Possibility #1 would be pure heaven for the Morrison government. “We produce more natural gas than ever before – and nearly everyone’s energy bill is lower because of it” could be uttered by Angus Taylor or Scott Morrison today – Barack Obama said that in 2014. However, the early signs are actually looking like possibility number two – stronger climate action, focused on justice and global leadership – seems like it might be the more likely reality; though perhaps not to the full extent that climate groups call for.
The naming of former secretary of state John Kerry as “special envoy for climate” has been welcomed by those climate groups. The Sunrise Movement’s co-founder Varshini Prakash said “I served w/ Sec Kerry this summer on the Biden-Sanders taskforce & one thing is clear: he really does care about stopping climate change. That’s something we can work with”. Kerry has led the “World War Zero” initiative, which pushes for the elevation of the climate issue into common discourse, across political spectra, across industries and across countries. It is the precise, direct, geometric opposite of Scott Morrison’s pleas to just stop talking about climate.
“We’ve got to start by saying the basic overall plan we can all agree on is we’ve got to get to net zero, low carbon, no carbon economy by 2045, 2050, or earlier. The “or earlier” is very important to that discussion, because with the right leadership, we can do this earlier. We could make that happen”, Kerry told climate newsletter Heated. It is much closer to, say, Australia’s Zali Steggall than to language of the Greens party, but that’s not the relevant point. Kerry wants everyone to be talking about climate change.
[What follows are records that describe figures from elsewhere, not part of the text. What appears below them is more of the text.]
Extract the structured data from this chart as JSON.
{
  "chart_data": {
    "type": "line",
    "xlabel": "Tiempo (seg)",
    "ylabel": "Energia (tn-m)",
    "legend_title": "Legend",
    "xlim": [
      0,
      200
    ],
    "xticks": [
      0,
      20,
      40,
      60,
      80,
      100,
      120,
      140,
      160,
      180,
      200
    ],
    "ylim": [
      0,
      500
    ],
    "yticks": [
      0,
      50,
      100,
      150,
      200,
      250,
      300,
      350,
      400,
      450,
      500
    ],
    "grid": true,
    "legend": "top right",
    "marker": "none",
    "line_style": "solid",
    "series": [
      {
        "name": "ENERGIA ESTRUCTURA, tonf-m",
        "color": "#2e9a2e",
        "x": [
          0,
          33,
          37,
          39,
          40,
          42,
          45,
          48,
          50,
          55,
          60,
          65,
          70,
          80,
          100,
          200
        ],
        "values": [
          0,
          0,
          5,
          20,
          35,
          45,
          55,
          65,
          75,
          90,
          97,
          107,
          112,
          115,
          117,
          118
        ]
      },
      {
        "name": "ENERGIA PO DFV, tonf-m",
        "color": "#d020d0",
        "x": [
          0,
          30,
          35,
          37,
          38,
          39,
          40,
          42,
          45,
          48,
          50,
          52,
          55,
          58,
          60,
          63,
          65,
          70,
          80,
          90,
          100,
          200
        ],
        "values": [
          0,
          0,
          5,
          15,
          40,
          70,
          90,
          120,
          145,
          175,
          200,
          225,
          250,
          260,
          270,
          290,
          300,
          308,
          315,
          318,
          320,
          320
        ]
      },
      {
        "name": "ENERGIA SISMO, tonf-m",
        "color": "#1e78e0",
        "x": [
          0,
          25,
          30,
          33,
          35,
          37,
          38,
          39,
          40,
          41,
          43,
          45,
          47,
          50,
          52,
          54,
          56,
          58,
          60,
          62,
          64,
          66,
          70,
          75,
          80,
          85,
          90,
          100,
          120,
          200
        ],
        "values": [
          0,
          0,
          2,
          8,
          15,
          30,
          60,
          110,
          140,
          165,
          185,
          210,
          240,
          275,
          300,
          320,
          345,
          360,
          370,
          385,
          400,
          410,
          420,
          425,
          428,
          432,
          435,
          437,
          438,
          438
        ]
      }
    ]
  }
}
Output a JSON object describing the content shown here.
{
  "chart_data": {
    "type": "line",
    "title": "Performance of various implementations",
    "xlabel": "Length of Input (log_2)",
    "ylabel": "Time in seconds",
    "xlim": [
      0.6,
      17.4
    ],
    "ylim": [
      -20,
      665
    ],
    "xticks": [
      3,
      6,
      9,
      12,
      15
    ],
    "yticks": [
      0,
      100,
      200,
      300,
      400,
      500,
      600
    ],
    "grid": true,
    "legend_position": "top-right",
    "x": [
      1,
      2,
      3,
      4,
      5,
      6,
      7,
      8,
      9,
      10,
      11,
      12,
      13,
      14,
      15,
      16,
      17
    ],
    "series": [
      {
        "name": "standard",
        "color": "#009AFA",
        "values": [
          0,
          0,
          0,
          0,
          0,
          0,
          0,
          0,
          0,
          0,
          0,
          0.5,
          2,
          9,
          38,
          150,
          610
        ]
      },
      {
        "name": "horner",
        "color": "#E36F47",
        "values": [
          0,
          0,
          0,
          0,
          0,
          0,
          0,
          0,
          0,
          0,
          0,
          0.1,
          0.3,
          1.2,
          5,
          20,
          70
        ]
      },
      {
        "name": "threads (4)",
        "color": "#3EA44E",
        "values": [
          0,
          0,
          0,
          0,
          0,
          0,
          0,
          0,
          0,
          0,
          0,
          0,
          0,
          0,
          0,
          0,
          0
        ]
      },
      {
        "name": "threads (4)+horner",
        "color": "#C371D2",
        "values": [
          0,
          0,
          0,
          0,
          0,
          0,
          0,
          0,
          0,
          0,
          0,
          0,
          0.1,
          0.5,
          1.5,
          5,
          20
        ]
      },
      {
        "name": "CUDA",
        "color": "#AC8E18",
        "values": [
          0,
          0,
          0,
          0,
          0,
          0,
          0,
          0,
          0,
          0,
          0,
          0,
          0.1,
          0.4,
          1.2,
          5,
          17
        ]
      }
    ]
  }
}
Scott Morrison’s core climate tactic – trying to encourage us all to forget about climate change by offering weak promises and ineffective policies repeated ad nauseam so as to make us plead for another topic – will not work with a Biden administration that leans towards stronger, more brazen climate action rather than centrist go-slow thinking. If you need confirmation of the nervousness about this, the Australian’s Paul Kelly has already begun the hand-wringing. “The entire progressive movement in Australia will have a rich series of messages from him with which to hound Scott Morrison”, worries Kelly.
John Kerry is no grassroots justice warrior, and that may alienate some, often with good reason. But he is very specifically the anti-Morrison. He wants to elevate climate change, increase focus on the issue across ideologies, parties, regions and countries, and he wants to put the fight back into climate. “I am heated. I think that anybody who understands the science cannot be content with where we are. And I say to people who I’m trying to enlist—you can’t retire. You can’t walk away from this fight. We’ve gotta get this done”. For an Australian prime minister focused solely on defusing and denying the challenge, this must be truly terrifying to hear.